November 28, 2020

November 2020: Casey Edelstein


Carly Edelstein, 10th District Court of Appeals Judge, Former Co-President, ACS Columbus Lawyer Chapter.

Carly Edelstein (she/her)
10th District Court of Appeals Judge, Former Co-President, ACS Columbus Lawyer Chapter.


I became an attorney because I believe law has the power to remedy inequality and transform communities. After college, as a teacher in Southern California, I witnessed grave inequalities. I encountered a broken education system that disproportionately affected students of color from low-income communities. Most of my students did not have access to early childhood education and therefore entered school behind their wealthier, suburban counterparts. To contextualize that experience, I studied urban education policy before heading to law school. I learned that fixing the education system and providing equal access to quality education, housing, and healthcare cannot be accomplished in one classroom. Rather, I hoped to work toward these goals and break the cycle of poverty through larger policy and legal advocacy. 

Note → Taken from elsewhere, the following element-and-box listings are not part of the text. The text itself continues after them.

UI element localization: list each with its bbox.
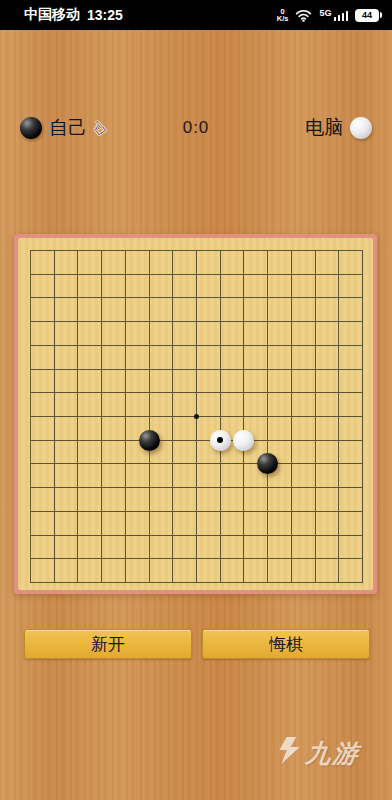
app-screen: 中国移动 13:25 0 K/s 5G 44 [0, 0, 392, 800]
battery-percent: 44 [355, 9, 379, 22]
clock-time: 13:25 [87, 7, 123, 23]
white-stone-icon [350, 117, 372, 139]
board-grid[interactable] [30, 250, 363, 583]
jiuyou-logo-icon [274, 736, 304, 770]
wifi-icon [295, 9, 312, 22]
grid-line-v [243, 250, 244, 583]
player-self-label: 自己 [49, 115, 87, 141]
player-computer-label: 电脑 [305, 115, 343, 141]
battery-nub [380, 12, 382, 18]
carrier-label: 中国移动 [24, 6, 80, 24]
grid-line-h [30, 463, 363, 464]
cellular-signal-indicator: 5G [319, 9, 348, 21]
network-type-label: 5G [319, 9, 331, 18]
turn-hand-cursor-icon: ☝ [89, 117, 110, 140]
button-bar: 新开 悔棋 [24, 629, 370, 659]
grid-line-h [30, 582, 363, 583]
last-move-marker [217, 437, 223, 443]
watermark-brand-text: 九游 [304, 737, 361, 770]
board-frame [14, 234, 377, 594]
player-computer: 电脑 [305, 115, 372, 141]
grid-line-v [267, 250, 268, 583]
grid-line-h [30, 440, 363, 441]
network-speed-unit: K/s [277, 15, 289, 22]
grid-line-v [291, 250, 292, 583]
grid-line-h [30, 535, 363, 536]
grid-line-v [338, 250, 339, 583]
black-stone-icon [20, 117, 42, 139]
player-self: 自己 ☝ [20, 115, 104, 141]
signal-bars-icon [334, 11, 349, 21]
status-bar: 中国移动 13:25 0 K/s 5G 44 [0, 0, 392, 30]
stone-white [233, 430, 254, 451]
grid-line-h [30, 558, 363, 559]
undo-button[interactable]: 悔棋 [202, 629, 370, 659]
stone-black [257, 453, 278, 474]
battery-icon: 44 [355, 9, 382, 22]
grid-line-v [220, 250, 221, 583]
watermark: 九游 [274, 736, 362, 770]
board-surface [18, 238, 373, 590]
network-speed-indicator: 0 K/s [277, 8, 289, 22]
new-game-button[interactable]: 新开 [24, 629, 192, 659]
grid-line-h [30, 487, 363, 488]
stone-white [210, 430, 231, 451]
player-bar: 自己 ☝ 0:0 电脑 [0, 112, 392, 144]
grid-line-h [30, 511, 363, 512]
grid-line-v [362, 250, 363, 583]
grid-line-v [315, 250, 316, 583]
score-display: 0:0 [183, 118, 210, 138]
star-point [194, 414, 199, 419]
stone-black [139, 430, 160, 451]
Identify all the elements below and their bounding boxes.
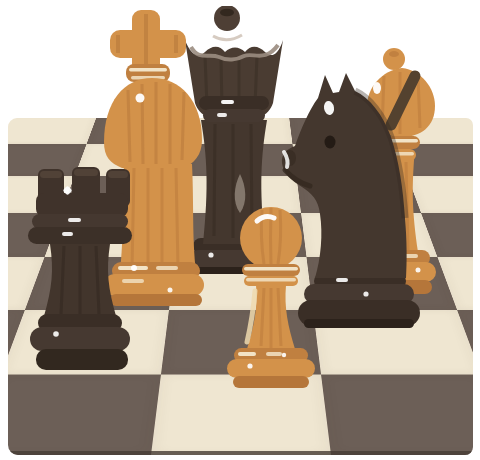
king-crown-dome: [104, 78, 202, 168]
board-square[interactable]: [321, 374, 473, 455]
knight-eye: [325, 136, 336, 149]
rook-illustration: [26, 166, 134, 374]
piece-light-pawn[interactable]: ♙: [226, 198, 316, 390]
pawn-illustration: [226, 198, 316, 390]
stage: ♛ ♔: [0, 0, 480, 460]
board-square[interactable]: [8, 118, 96, 144]
king-sparkle: [136, 94, 145, 103]
board-front-edge: [8, 451, 473, 455]
piece-dark-rook[interactable]: ♜: [26, 166, 134, 374]
board-square[interactable]: [8, 374, 160, 455]
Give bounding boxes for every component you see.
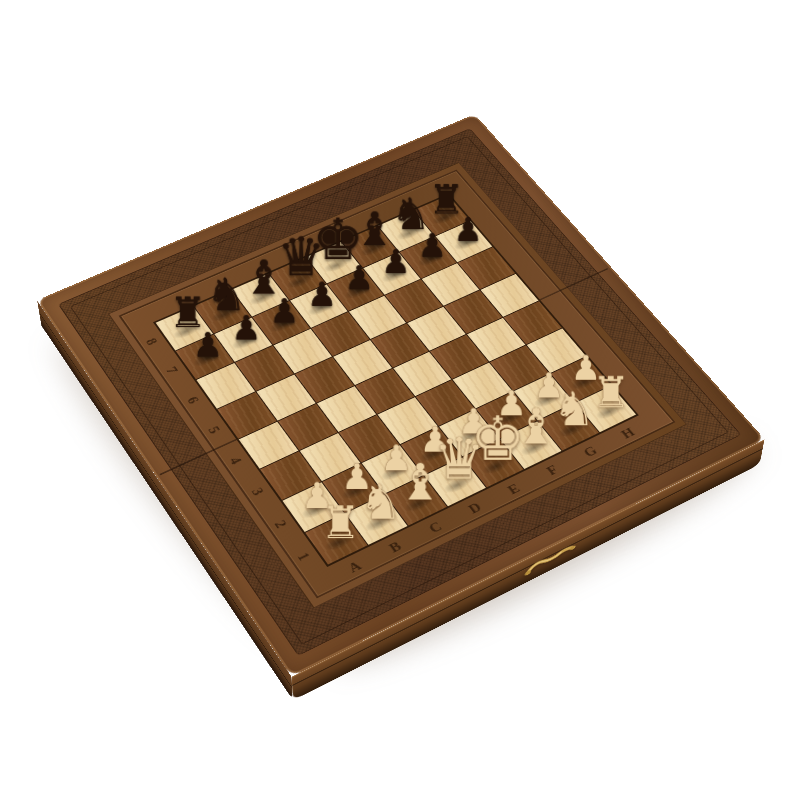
board-top: 87654321 ABCDEFGH ♜♞♝♛♚♝♞♜♟♟♟♟♟♟♟♟♟♟♟♟♟♟… [37,114,765,676]
piece-white-rook[interactable]: ♜ [298,500,383,545]
chess-box: 87654321 ABCDEFGH ♜♞♝♛♚♝♞♜♟♟♟♟♟♟♟♟♟♟♟♟♟♟… [37,114,765,676]
photo-background: 87654321 ABCDEFGH ♜♞♝♛♚♝♞♜♟♟♟♟♟♟♟♟♟♟♟♟♟♟… [0,0,800,800]
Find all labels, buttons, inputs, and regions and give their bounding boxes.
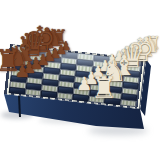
- board-square[interactable]: [9, 87, 26, 95]
- board-square[interactable]: [25, 89, 42, 97]
- board-square[interactable]: [120, 99, 137, 107]
- chess-set-photo: ♜♞♟♜♝♟♟♞♚♟♟♝♛♟♟♝♚♟♟♞♟♛♟♜♟♝♟♟♞♟♟♜: [0, 0, 160, 160]
- board-square[interactable]: [56, 92, 73, 100]
- black-pawn[interactable]: ♟: [14, 63, 29, 80]
- board-square[interactable]: [40, 90, 57, 98]
- board-square[interactable]: [72, 94, 89, 102]
- white-rook[interactable]: ♜: [91, 73, 118, 103]
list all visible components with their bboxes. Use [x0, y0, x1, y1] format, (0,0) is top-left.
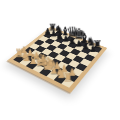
chessboard: ♜♞♝♛♚♝♞♜♟♟♟♟♟♟♟♟♟♟♟♟♟♟♟♟♜♞♝♛♚♝♞♜	[7, 27, 107, 93]
product-photo: ♜♞♝♛♚♝♞♜♟♟♟♟♟♟♟♟♟♟♟♟♟♟♟♟♜♞♝♛♚♝♞♜	[0, 0, 120, 120]
black-bishop: ♝	[60, 25, 67, 37]
black-pawn: ♟	[50, 30, 57, 38]
black-pawn: ♟	[62, 35, 70, 43]
white-rook: ♜	[62, 71, 71, 84]
white-pawn: ♟	[46, 58, 55, 68]
white-queen: ♛	[34, 53, 43, 69]
white-pawn: ♟	[67, 68, 76, 78]
white-pawn: ♟	[39, 55, 47, 65]
white-bishop: ♝	[48, 62, 57, 77]
black-knight: ♞	[54, 24, 61, 35]
black-king: ♚	[72, 27, 79, 42]
white-knight: ♞	[55, 66, 64, 80]
white-pawn: ♟	[60, 64, 69, 74]
pieces-layer: ♜♞♝♛♚♝♞♜♟♟♟♟♟♟♟♟♟♟♟♟♟♟♟♟♜♞♝♛♚♝♞♜	[13, 29, 102, 88]
black-bishop: ♝	[79, 32, 87, 44]
black-pawn: ♟	[75, 40, 83, 49]
black-pawn: ♟	[44, 28, 51, 36]
white-pawn: ♟	[53, 61, 62, 71]
black-knight: ♞	[86, 36, 94, 48]
black-queen: ♛	[66, 26, 73, 40]
black-rook: ♜	[48, 23, 55, 33]
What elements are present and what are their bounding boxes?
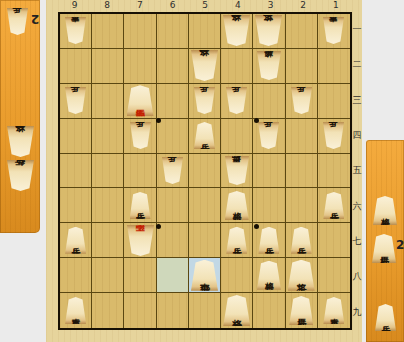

While I have zig-zagged across the country from Rhode Island to California and then landing in the Midwest, and my career path has taken various unexpected turns, my commitment to those goals has remained steadfast. I began my legal career as a law clerk and then at the U.S. Department of Education’s Office for Civil Rights, fighting racial discrimination in schools. After a brief stint at a nonprofit healthcare organization designing a legal services program, I found myself at the Office of the Ohio Public Defender in Columbus, Ohio, as an appellate defender. Although I never imagined a career in criminal law, this has been one of the best decisions I could ever have made. It combines my desire to fight racial discrimination and create systemic change with client contact and intellectual rigor. Every day, I fight with and for incredible clients by giving them a voice in a system that has rendered them voiceless. I would not trade this experience for anything else.  

Once I landed in Columbus, where I planned to stay for the foreseeable future, I began planting roots. And that included finding a community of like-minded people. I naturally turned back to ACS after having been a student member of my law school chapter. I’ve had the pleasure of serving as an attorney on the executive board of the ACS Columbus Lawyer Chapter for four years, having served the past two years as co-president. Our small but mighty team has accomplished so much in the past two years, including Supreme Court reviews, an awards reception to honor local powerhouse lawyers, a lively #MeToo community conversation, and programming addressing impeachment, election protection, applying the lessons of Korematsto today’s worldcriminal justice reform, and police violence against communities of color. The past seven months have been very difficult for everyone, but the ACS Columbus Lawyer Chapter has embraced the challenges created by the pandemic and continued to put out powerful programming for our local community and folks around the country. 

I’m so grateful and proud to be part of a community of like-minded people who are committed to using their powerful skills and social capital to build a better world. I have found my people – people who can commiserate with me when it seems like the world is coming to an end and who can celebrate the small and big victories in our own lives and in our community. Although I have finished my two-year term as co-president, I look forward to continuing my service on the executive board and providing the Columbus community with quality programming and resources and a place of belonging for progressive-minded people.